So what do you guys use the tea for?? I have tea, but I want to know what you guys use it for other than fin rot?


----------



## Pogthefish (Mar 24, 2012)

can you give it to them just cuz its cool? lol is it harmful at all?


----------



## Goldie2nd (Apr 16, 2012)

Pogthefish said:


> can you give it to them just cuz its cool? lol is it harmful at all?

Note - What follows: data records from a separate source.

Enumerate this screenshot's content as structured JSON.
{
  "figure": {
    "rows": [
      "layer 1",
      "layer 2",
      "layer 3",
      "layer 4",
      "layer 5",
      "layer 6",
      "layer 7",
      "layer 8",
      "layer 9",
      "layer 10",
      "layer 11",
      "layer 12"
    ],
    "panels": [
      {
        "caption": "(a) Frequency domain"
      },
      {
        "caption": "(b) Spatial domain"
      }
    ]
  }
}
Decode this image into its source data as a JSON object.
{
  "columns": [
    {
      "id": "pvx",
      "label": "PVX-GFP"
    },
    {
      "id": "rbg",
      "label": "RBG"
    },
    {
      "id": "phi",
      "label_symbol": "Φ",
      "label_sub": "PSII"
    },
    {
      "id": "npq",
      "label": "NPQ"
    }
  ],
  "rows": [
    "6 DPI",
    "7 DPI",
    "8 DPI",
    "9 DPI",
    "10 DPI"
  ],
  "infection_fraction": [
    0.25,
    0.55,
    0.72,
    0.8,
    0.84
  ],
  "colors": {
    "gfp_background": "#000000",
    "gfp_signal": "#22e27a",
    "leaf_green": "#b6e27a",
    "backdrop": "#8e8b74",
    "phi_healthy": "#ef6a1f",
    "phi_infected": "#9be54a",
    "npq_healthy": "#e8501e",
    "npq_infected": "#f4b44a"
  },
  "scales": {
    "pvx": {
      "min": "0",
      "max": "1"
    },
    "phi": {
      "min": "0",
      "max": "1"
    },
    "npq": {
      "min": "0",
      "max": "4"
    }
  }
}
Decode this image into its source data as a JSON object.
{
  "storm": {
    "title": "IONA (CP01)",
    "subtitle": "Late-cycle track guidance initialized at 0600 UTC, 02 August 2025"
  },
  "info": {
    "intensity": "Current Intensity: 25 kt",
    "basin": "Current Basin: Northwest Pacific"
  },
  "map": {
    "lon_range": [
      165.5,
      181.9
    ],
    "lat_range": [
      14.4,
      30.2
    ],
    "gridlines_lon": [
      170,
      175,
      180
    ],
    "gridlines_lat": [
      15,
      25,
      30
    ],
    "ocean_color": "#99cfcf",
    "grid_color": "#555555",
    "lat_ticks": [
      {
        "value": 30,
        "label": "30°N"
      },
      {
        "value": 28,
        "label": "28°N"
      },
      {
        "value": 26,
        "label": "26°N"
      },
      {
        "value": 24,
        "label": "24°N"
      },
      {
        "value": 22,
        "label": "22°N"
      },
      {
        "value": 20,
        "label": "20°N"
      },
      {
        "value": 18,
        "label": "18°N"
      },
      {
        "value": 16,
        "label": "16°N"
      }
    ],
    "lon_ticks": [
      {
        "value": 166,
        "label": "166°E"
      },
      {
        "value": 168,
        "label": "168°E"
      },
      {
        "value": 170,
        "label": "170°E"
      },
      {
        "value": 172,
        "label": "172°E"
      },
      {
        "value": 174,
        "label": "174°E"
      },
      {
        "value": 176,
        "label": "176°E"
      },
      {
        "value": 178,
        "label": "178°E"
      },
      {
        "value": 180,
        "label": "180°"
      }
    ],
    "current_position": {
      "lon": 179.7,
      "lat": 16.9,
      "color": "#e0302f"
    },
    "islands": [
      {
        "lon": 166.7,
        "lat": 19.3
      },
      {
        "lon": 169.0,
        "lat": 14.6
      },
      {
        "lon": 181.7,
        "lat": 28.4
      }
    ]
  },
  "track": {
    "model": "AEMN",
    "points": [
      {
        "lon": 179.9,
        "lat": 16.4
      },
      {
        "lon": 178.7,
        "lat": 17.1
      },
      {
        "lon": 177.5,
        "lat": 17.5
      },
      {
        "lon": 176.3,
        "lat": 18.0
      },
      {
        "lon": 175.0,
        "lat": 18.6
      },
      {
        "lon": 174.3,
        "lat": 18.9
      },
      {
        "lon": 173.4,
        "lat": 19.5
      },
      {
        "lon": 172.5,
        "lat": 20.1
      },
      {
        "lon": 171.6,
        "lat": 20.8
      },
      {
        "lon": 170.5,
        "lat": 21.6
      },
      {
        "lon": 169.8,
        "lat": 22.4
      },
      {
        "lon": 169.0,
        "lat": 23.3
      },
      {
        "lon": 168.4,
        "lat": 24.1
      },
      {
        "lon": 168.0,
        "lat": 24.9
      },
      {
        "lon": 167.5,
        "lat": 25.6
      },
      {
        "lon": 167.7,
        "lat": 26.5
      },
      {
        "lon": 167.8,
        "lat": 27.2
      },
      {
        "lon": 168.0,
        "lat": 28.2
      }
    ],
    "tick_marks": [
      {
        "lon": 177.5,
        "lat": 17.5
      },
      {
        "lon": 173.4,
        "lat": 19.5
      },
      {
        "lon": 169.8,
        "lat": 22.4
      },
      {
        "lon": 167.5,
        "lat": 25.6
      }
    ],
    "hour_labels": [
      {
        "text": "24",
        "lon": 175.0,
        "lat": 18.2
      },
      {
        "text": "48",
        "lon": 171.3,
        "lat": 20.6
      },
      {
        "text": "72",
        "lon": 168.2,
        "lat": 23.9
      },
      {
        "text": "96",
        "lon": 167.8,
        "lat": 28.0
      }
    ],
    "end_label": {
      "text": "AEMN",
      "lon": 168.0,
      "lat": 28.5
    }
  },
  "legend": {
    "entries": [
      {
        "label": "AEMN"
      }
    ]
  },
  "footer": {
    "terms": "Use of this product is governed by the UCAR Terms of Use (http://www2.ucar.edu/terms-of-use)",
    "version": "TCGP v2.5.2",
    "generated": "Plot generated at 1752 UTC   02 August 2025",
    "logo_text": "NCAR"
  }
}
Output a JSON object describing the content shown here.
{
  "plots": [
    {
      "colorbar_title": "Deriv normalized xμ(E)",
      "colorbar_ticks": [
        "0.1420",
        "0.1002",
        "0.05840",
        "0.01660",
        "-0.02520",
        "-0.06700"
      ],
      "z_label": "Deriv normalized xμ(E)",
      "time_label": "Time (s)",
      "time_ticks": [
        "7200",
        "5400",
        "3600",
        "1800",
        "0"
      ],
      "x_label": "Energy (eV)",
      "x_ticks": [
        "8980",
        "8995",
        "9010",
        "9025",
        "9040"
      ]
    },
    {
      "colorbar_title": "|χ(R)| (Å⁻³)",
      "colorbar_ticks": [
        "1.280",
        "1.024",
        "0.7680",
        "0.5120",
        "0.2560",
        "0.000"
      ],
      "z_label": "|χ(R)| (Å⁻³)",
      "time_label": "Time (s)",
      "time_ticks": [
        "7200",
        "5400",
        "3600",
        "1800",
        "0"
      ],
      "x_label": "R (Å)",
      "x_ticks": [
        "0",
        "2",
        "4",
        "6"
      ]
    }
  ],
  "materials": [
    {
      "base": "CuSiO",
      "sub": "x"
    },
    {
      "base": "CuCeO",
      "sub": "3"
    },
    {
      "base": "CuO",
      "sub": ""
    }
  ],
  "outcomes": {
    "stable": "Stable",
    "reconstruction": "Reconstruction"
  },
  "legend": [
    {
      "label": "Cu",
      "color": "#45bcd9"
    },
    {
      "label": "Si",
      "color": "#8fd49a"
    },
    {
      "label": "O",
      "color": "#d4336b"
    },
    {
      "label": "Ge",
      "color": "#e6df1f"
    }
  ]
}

 Yes I have the same question and what sort of tea's are good for them.


----------



## BeckyFish97 (Apr 9, 2012)

Awwwww that vid is just too cute!!!It's like he knows it will do him good!!!


----------



## Pogthefish (Mar 24, 2012)

no he doesnt, he just likes it


----------



## betta4life (Apr 25, 2012)

aw that's way cute! I did have the same question "is it harmful" and since it's not, i now want to try it just to see what Willie does with it  lol


----------



## Petsushi (Feb 16, 2012)

Thanks for the nice comments everyone! 

If any of you end up putting tea in your tanks, let us know how it turned out! I wonder if all bettas like it, or if it's just a personal preference thing =P


----------



## Pogthefish (Mar 24, 2012)

I did research and it has to be JUST tea, decaf. tea, red tea is gud


----------



## ZackyBear (Dec 1, 2011)

As long as the tea doesn't have CAFFEINE in it, I think you can use it ;o


----------



## Pogthefish (Mar 24, 2012)

or additives


----------